Das ist leider nichts Neues, sondern im Prinzip Nationalcharakter seit der Nationwerdung im Frühmittelalter - selbst in den Phasen, wo Deutschland Großmacht war und sein wollte, war es nie gut in der Rolle.

Das stimmt freilich. Zu wenig Zeit zum Üben.
Zitat von R.A.
In Antwort auf:
Ich frage mich, ob nicht in vielen deutschen Hinterköpfen die Idee spukt, wir könnten uns doch gut mit den Russen einigen; die Kleinen dazwischen seien doch nicht so wichtig.

Leider ja. (...)

Das ist eben der Unterschied: Wenn echte Großmächte ihre eigenen Interessen durchsetzen, dann ist ihnen wenigstens bewußt, daß sie hier egoistisch agieren. Die Deutschen dagegen trampeln recht blind über die Interessen anderer hinweg und meinen noch, sie würden sich nur gegen Zumutungen wehren oder sie würden der Allgemeinheit sogar einen Gefallen tun.

Es ist eben keine Linie zu erkennen. Vielleicht wird Deutschland gezwungen, seine Außenpolitik klarer zu definieren, wenn Obama die seinige erkennen läßt. Die könnte für Europa sehr unangenehm werden.

Herzlich, Zettel

Zettel Offline




Beiträge: 20.200

15.11.2008 14:08
#8 RE: Georgien und der russische Imperialismus (3): Großmacht Rußland? Antworten

Zitat von Omni
Ergebnisorientiert kommt der eine zu dem Schluss, dass Russland eine Großmacht ist, der andere zu dem Schluss, dass Russland keine Großmacht ist. Welchen Sinn haben solche Argumentationen?

Ich hätte nichts dagegen, lieber Omni, auf den Begriff der Großmacht zu verzichten.
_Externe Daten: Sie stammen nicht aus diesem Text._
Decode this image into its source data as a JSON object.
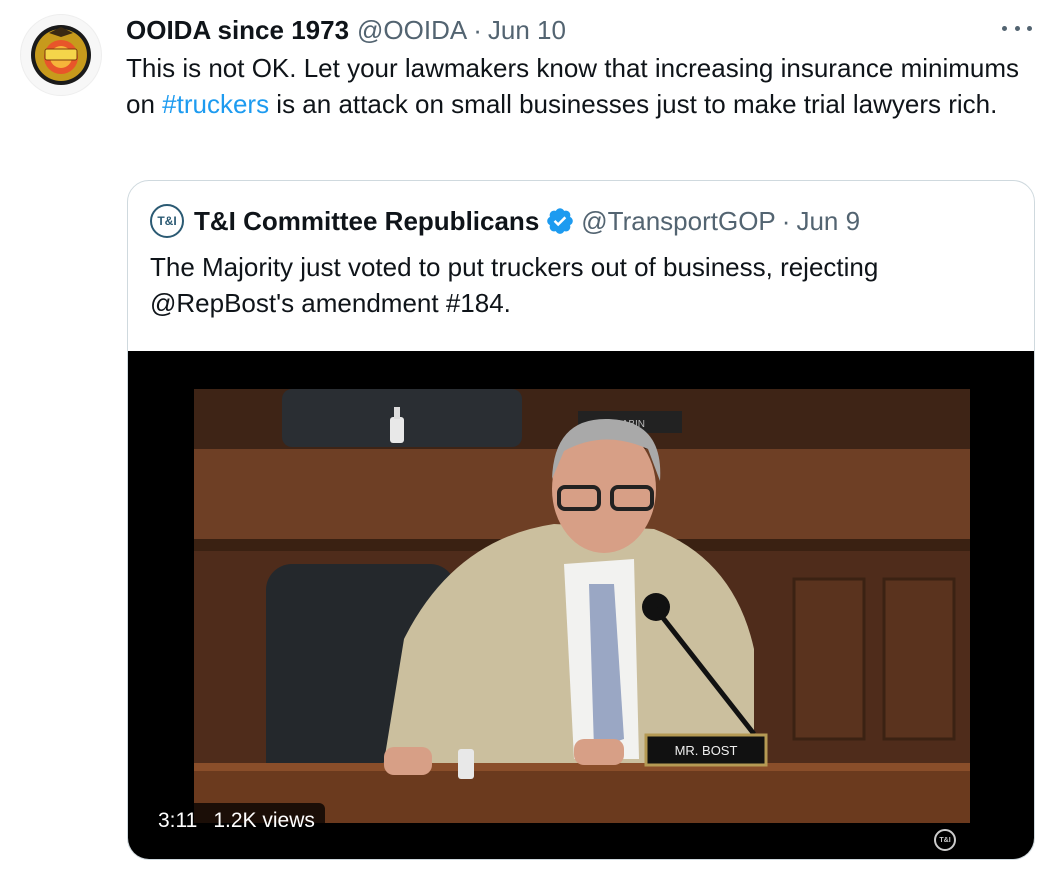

Nur wird er eben verwendet, wie das Zitat von Helmut Schmidt zeigt, das ja Ausgangspunkt dieses Artikels war.

Und das ist nicht einfach so dahergeredet, sondern es hat jedenfalls bei Schmidt - und sehr wahrscheinlich bei vielen in Deutschland - die Konsequenz, daß man Verständnis für die Invasion Georgiens hat, weil Rußland nun mal eine Großmacht sei.

Dagegen richtet sich die Argumentation in meinem Artikel.
Zitat von Omni
Sie dienen doch nur zur (ideologischen) Unterfütterung eines bereits feststehenden Geltunsanspruches oder der Ablehnung eines solchen. In der Behandlung Russlands sollte deshalb keine Rolle spielen ob Russland jetzt unter den vagen Begriff der "Großmacht" fällt oder ob es dies nicht.
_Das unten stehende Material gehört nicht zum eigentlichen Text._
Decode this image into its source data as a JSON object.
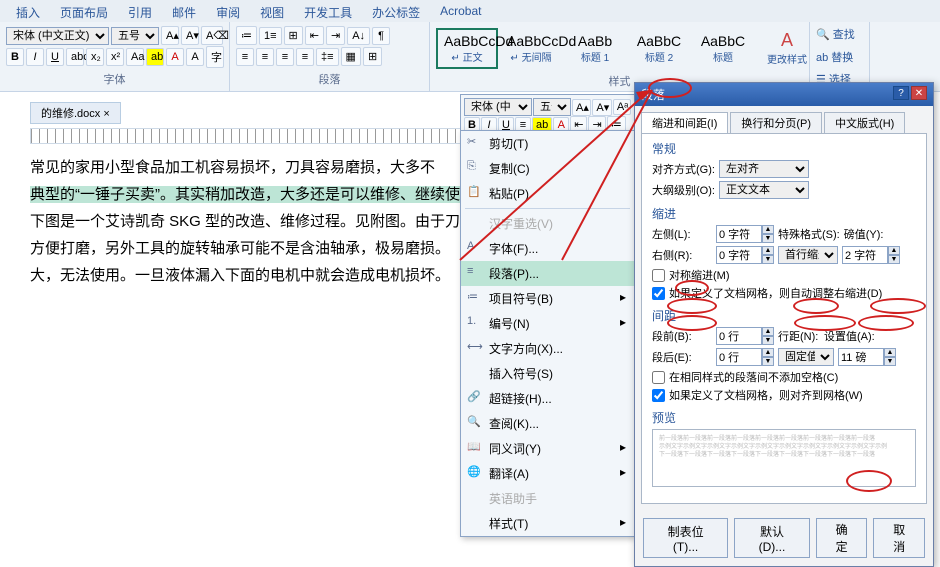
{
  "ribbon_tabs": [
    "插入",
    "页面布局",
    "引用",
    "邮件",
    "审阅",
    "视图",
    "开发工具",
    "办公标签",
    "Acrobat"
  ],
  "font_group": {
    "font": "宋体 (中文正文)",
    "size": "五号",
    "label": "字体"
  },
  "para_group": {
    "label": "段落"
  },
  "styles_group": {
    "label": "样式",
    "items": [
      {
        "preview": "AaBbCcDd",
        "name": "↵ 正文",
        "sel": true
      },
      {
        "preview": "AaBbCcDd",
        "name": "↵ 无间隔"
      },
      {
        "preview": "AaBb",
        "name": "标题 1"
      },
      {
        "preview": "AaBbC",
        "name": "标题 2"
      },
      {
        "preview": "AaBbC",
        "name": "标题"
      }
    ],
    "change": "更改样式"
  },
  "edit_group": {
    "find": "查找",
    "replace": "替换",
    "select": "选择"
  },
  "doc_tab": "的维修.docx",
  "doc_lines": [
    {
      "t": "    常见的家用小型食品加工机容易损坏，刀具容易磨损，大多不",
      "hl": false
    },
    {
      "t": "典型的“一锤子买卖”。其实稍加改造，大多还是可以维修、继续使用的。",
      "hl": true
    },
    {
      "t": "下图是一个艾诗凯奇 SKG 型的改造、维修过程。见附图。由于刀",
      "hl": false
    },
    {
      "t": "方便打磨，另外工具的旋转轴承可能不是含油轴承，极易磨损。",
      "hl": false
    },
    {
      "t": "大，无法使用。一旦液体漏入下面的电机中就会造成电机损坏。",
      "hl": false
    }
  ],
  "mini_tb": {
    "font": "宋体 (中ゞ",
    "size": "五号"
  },
  "ctx": [
    {
      "ico": "✂",
      "t": "剪切(T)"
    },
    {
      "ico": "⎘",
      "t": "复制(C)"
    },
    {
      "ico": "📋",
      "t": "粘贴(P)"
    },
    {
      "sep": true
    },
    {
      "ico": "",
      "t": "汉字重选(V)",
      "dis": true
    },
    {
      "ico": "A",
      "t": "字体(F)..."
    },
    {
      "ico": "≡",
      "t": "段落(P)...",
      "hl": true
    },
    {
      "ico": "≔",
      "t": "项目符号(B)",
      "arrow": true
    },
    {
      "ico": "1.",
      "t": "编号(N)",
      "arrow": true
    },
    {
      "ico": "⟷",
      "t": "文字方向(X)..."
    },
    {
      "ico": "",
      "t": "插入符号(S)"
    },
    {
      "ico": "🔗",
      "t": "超链接(H)..."
    },
    {
      "ico": "🔍",
      "t": "查阅(K)..."
    },
    {
      "ico": "📖",
      "t": "同义词(Y)",
      "arrow": true
    },
    {
      "ico": "🌐",
      "t": "翻译(A)",
      "arrow": true
    },
    {
      "ico": "",
      "t": "英语助手",
      "dis": true
    },
    {
      "ico": "",
      "t": "样式(T)",
      "arrow": true
    }
  ],
  "dlg": {
    "title": "段落",
    "tabs": [
      "缩进和间距(I)",
      "换行和分页(P)",
      "中文版式(H)"
    ],
    "general": {
      "title": "常规",
      "align_l": "对齐方式(G):",
      "align_v": "左对齐",
      "outline_l": "大纲级别(O):",
      "outline_v": "正文文本"
    },
    "indent": {
      "title": "缩进",
      "left_l": "左侧(L):",
      "left_v": "0 字符",
      "right_l": "右侧(R):",
      "right_v": "0 字符",
      "special_l": "特殊格式(S):",
      "special_v": "首行缩进",
      "by_l": "磅值(Y):",
      "by_v": "2 字符",
      "chk1": "对称缩进(M)",
      "chk2": "如果定义了文档网格，则自动调整右缩进(D)"
    },
    "spacing": {
      "title": "间距",
      "before_l": "段前(B):",
      "before_v": "0 行",
      "after_l": "段后(E):",
      "after_v": "0 行",
      "line_l": "行距(N):",
      "line_v": "固定值",
      "at_l": "设置值(A):",
      "at_v": "11 磅",
      "chk1": "在相同样式的段落间不添加空格(C)",
      "chk2": "如果定义了文档网格，则对齐到网格(W)"
    },
    "preview_title": "预览",
    "btns": {
      "tabs": "制表位(T)...",
      "default": "默认(D)...",
      "ok": "确定",
      "cancel": "取消"
    }
  }
}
Einverstanden. Wie gesagt, es geht mir nicht um Etikette, sondern darum, was Rußland zugebilligt wird und was man einer Nicht-Großmacht nicht zubilligen würde. Was würde zum Beispiel Deutschland widerfahren, wenn es sich militärisch in die Angelegenheiten, sagen wir, Belgiens einmischen würde?
Zitat von Omni
Eine Rolle spielen sollten lediglich reale Dinge mit realer Auswirkung. Dazu gehört zum Beispiel der Umstand, dass die Russen bestimmt immer noch einige funktionsfähige Interkontinentalraketen haben. Dazu gehört auch, dass Europa einen wichtigen Teil seiner Energieversorgung über die Verbrennung von russischen Gasreserven bestreitet. All diese Dinge und die sonstigen in Ihrem Artikel genannten Punkte setzen den Preis eines diplomatischen, wirtschaftlichen oder gar militärischen Angriffes auf Russland fest

Von einem Angriff auf Rußland habe ich nicht gesprochen, lieber Omni. Ich sehe auch niemanden, der so etwas auch nur in Erwägung ziehen würde.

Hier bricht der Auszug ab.